In Battle for the Lost Planet, Mad Dog Kelly (Joe Gentissi) can’t decide if he looks like Sly Stallone or Magic Dick. 

Velvet Smooth (1976) is a poor man’s “Foxy Brown” and also the greatest (and only) film in the oeuvre of Emerson Boozer, the poor man’s Rosey Grier. Velvet Smooth (Johnnie Hill) is a private detective and when local kingpin King Lathrop starts having trouble with goons muscling in on his highly lucrative action (numbers and protection money from a dry cleaner, a shoeshine guy and a newsie), Velvet Smooth gets the call. Unconvincing kung fu, an illegal casino, a cut-rate Diana Ross and the Supremes, and subtle visual commentary on why you don’t want to combine a zebra-striped couch with blonde wood paneling if you are a self-respecting kingpin who wants an impressive lair.

Velvet Smooth (Johnnie Hill)  talks it over with New York Jets running back Emerson Boozer (as Mat).

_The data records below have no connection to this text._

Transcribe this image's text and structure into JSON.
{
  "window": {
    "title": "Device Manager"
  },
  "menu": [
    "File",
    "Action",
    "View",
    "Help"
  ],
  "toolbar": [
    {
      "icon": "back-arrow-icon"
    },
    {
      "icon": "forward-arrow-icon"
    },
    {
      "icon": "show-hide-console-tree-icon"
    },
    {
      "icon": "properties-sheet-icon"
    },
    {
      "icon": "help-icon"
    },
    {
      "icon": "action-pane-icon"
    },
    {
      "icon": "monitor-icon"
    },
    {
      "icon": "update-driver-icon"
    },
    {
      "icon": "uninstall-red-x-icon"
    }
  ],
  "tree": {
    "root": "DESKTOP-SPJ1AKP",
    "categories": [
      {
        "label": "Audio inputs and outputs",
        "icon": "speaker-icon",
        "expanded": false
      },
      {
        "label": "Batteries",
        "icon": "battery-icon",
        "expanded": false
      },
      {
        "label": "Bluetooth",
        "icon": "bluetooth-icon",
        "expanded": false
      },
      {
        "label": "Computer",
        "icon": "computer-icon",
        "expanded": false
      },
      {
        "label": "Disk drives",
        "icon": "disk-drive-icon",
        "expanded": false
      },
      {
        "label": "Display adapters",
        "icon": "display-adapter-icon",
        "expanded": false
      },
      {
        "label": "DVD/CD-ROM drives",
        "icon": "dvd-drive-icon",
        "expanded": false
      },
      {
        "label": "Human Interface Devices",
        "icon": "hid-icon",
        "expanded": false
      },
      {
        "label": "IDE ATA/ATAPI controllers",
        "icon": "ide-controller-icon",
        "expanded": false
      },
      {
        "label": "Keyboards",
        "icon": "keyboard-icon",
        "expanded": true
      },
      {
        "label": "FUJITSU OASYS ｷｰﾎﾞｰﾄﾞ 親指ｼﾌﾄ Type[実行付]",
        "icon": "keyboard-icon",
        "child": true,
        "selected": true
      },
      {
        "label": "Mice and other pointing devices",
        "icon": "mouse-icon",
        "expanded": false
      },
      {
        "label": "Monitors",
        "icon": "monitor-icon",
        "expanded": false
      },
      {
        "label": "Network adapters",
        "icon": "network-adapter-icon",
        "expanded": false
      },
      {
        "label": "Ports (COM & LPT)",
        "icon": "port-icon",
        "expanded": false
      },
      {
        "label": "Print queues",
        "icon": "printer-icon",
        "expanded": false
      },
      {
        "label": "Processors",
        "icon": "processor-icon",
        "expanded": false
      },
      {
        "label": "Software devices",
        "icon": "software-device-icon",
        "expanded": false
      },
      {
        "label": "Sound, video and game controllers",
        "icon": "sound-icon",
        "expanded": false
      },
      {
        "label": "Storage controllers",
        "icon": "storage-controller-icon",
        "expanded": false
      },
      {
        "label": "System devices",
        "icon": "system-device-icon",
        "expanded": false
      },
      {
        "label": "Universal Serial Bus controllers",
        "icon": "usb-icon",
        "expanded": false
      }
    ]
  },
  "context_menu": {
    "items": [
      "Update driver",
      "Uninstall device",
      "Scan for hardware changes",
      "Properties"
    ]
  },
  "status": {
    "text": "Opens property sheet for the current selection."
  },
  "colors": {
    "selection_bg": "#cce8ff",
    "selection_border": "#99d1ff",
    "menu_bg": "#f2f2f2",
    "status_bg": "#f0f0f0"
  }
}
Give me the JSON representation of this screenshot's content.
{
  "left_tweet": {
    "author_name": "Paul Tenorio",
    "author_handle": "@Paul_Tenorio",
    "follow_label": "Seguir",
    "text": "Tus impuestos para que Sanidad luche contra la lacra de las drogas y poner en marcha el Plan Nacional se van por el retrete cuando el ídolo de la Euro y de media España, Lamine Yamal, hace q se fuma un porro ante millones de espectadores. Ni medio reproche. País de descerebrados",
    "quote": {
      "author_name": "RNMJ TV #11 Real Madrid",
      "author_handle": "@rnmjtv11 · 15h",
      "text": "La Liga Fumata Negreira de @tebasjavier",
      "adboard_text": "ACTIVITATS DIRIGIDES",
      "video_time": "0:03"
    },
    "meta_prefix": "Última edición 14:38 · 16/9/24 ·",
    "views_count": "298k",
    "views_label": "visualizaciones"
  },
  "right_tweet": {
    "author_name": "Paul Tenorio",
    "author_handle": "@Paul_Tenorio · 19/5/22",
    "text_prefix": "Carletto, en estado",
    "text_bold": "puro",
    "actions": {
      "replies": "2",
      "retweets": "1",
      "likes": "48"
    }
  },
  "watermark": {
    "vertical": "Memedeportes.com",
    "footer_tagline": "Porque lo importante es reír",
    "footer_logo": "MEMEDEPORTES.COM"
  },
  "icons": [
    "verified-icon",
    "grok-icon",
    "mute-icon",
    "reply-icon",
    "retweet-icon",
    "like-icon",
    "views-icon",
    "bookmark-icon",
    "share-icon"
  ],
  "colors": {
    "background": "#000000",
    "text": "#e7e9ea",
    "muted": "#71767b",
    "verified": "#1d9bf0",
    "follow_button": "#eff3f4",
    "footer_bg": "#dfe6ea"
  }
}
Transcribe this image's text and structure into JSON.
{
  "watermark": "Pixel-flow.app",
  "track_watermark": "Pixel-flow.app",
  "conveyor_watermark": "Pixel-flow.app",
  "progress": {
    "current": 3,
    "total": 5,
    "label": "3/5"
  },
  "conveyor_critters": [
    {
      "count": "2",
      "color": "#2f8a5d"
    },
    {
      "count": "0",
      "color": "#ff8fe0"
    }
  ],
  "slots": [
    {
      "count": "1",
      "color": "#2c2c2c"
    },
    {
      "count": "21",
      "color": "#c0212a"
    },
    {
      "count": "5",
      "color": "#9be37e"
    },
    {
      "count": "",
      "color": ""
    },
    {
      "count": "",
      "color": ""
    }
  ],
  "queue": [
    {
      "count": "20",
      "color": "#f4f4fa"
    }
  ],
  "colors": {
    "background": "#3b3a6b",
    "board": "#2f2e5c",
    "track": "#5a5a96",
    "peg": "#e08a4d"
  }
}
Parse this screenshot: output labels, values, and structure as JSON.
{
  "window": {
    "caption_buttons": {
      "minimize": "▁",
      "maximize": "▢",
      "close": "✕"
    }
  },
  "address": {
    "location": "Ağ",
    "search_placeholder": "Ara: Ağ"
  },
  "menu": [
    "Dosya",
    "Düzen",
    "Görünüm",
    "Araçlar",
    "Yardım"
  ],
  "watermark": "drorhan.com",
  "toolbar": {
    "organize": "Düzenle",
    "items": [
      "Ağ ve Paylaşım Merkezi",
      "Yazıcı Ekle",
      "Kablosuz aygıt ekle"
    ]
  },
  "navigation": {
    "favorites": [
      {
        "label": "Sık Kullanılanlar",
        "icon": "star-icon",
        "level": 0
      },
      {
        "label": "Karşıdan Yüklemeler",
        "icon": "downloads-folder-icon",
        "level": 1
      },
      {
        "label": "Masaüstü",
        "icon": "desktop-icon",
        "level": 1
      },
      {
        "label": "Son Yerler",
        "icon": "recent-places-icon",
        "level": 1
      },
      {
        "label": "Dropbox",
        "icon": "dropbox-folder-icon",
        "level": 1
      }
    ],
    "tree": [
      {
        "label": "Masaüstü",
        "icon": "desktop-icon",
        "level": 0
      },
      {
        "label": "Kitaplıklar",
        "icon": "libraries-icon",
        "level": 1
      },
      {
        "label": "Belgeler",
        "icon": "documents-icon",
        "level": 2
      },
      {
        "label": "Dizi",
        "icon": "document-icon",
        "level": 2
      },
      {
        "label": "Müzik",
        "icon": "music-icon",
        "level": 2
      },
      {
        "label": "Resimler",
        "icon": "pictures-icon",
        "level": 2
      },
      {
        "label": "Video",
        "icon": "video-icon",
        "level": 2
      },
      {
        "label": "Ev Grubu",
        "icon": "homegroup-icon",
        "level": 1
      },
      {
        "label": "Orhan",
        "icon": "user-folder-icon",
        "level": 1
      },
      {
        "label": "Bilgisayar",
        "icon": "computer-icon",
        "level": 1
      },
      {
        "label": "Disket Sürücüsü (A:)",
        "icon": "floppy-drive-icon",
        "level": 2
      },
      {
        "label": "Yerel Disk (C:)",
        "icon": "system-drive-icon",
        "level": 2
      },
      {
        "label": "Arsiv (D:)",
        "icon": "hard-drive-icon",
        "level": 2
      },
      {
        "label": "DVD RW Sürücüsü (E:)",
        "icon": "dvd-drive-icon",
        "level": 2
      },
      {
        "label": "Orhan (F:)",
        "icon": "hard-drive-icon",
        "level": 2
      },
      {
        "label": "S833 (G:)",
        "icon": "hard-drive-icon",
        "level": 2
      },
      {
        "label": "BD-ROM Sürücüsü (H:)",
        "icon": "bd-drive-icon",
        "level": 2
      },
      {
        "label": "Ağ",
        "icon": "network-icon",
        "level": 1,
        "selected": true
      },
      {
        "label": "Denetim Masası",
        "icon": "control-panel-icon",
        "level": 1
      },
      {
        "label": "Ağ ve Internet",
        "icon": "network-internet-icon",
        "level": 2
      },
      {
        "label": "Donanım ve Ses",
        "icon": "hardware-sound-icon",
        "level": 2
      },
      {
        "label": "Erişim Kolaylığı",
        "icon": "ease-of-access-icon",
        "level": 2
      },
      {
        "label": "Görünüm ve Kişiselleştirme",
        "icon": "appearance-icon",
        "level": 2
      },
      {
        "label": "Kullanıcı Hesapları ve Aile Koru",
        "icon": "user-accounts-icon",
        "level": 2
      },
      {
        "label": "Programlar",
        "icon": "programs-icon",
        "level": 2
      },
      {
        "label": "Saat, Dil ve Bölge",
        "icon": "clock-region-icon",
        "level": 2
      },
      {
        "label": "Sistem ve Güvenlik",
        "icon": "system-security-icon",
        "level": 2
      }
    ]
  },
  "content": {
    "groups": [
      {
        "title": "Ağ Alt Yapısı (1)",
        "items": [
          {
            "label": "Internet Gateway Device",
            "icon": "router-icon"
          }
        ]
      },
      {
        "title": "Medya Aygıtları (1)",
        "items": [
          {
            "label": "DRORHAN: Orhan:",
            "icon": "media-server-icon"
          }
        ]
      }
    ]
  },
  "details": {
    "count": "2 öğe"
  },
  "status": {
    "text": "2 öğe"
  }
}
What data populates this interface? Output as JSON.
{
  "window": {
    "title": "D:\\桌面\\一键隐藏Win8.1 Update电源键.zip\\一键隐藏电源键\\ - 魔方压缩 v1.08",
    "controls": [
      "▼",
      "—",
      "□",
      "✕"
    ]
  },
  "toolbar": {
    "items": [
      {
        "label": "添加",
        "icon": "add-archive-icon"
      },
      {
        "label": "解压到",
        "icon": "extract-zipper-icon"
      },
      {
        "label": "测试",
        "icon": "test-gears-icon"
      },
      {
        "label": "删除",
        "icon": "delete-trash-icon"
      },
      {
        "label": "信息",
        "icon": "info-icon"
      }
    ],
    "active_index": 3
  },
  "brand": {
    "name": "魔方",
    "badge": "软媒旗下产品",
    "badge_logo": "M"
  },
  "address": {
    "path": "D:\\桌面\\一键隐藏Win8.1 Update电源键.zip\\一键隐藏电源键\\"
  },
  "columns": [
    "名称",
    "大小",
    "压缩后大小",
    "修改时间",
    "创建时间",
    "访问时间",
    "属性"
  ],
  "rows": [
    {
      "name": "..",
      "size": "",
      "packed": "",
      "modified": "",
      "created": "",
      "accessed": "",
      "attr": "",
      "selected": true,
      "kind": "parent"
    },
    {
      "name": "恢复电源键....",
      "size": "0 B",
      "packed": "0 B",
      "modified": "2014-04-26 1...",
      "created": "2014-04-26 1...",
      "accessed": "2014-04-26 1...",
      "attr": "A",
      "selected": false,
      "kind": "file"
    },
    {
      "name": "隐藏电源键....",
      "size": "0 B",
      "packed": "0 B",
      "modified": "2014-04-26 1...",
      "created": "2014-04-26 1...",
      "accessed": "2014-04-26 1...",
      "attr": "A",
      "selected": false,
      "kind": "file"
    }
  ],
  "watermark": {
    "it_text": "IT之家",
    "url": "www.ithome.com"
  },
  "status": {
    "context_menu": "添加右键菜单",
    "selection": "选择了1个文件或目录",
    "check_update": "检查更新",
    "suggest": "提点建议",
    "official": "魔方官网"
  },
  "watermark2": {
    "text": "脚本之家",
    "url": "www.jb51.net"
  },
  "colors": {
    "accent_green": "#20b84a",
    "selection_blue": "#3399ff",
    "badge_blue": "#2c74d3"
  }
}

Oddly, neither one ever acted again.

The Happy Hooker Goes Hollywood (1980): The last of three Happy Hooker flicks, starring the immortal Martine Beswick as Xaveria Hollander, the Happy Hooker. Plus Adam West, Phil SIlvers, Chris Lemmon and Richard Deacon. So it’s like a slightly raunchy episode of “The Love Boat” minus the boat. Enough gratuitous nekkidity to advance the plot, which mercifully does not get in the way of the story. As dour Hollywood melodramas go, it’s no “Day of the Locust” or “What Makes Sammy Run,” but there are glimmers of actual human intelligence at work in a scene where the HH takes on snarky TV gossip witch Rita Beater (Edie Adams). Plus a “Some Like It Hot” ripoff that would probably provoke a riot in 2025. In short, it’s almost not bad enough to make the S&A cut. Almost.

Sophisticated banter is the order of the day in the Happy Hooker Goes Hollywood.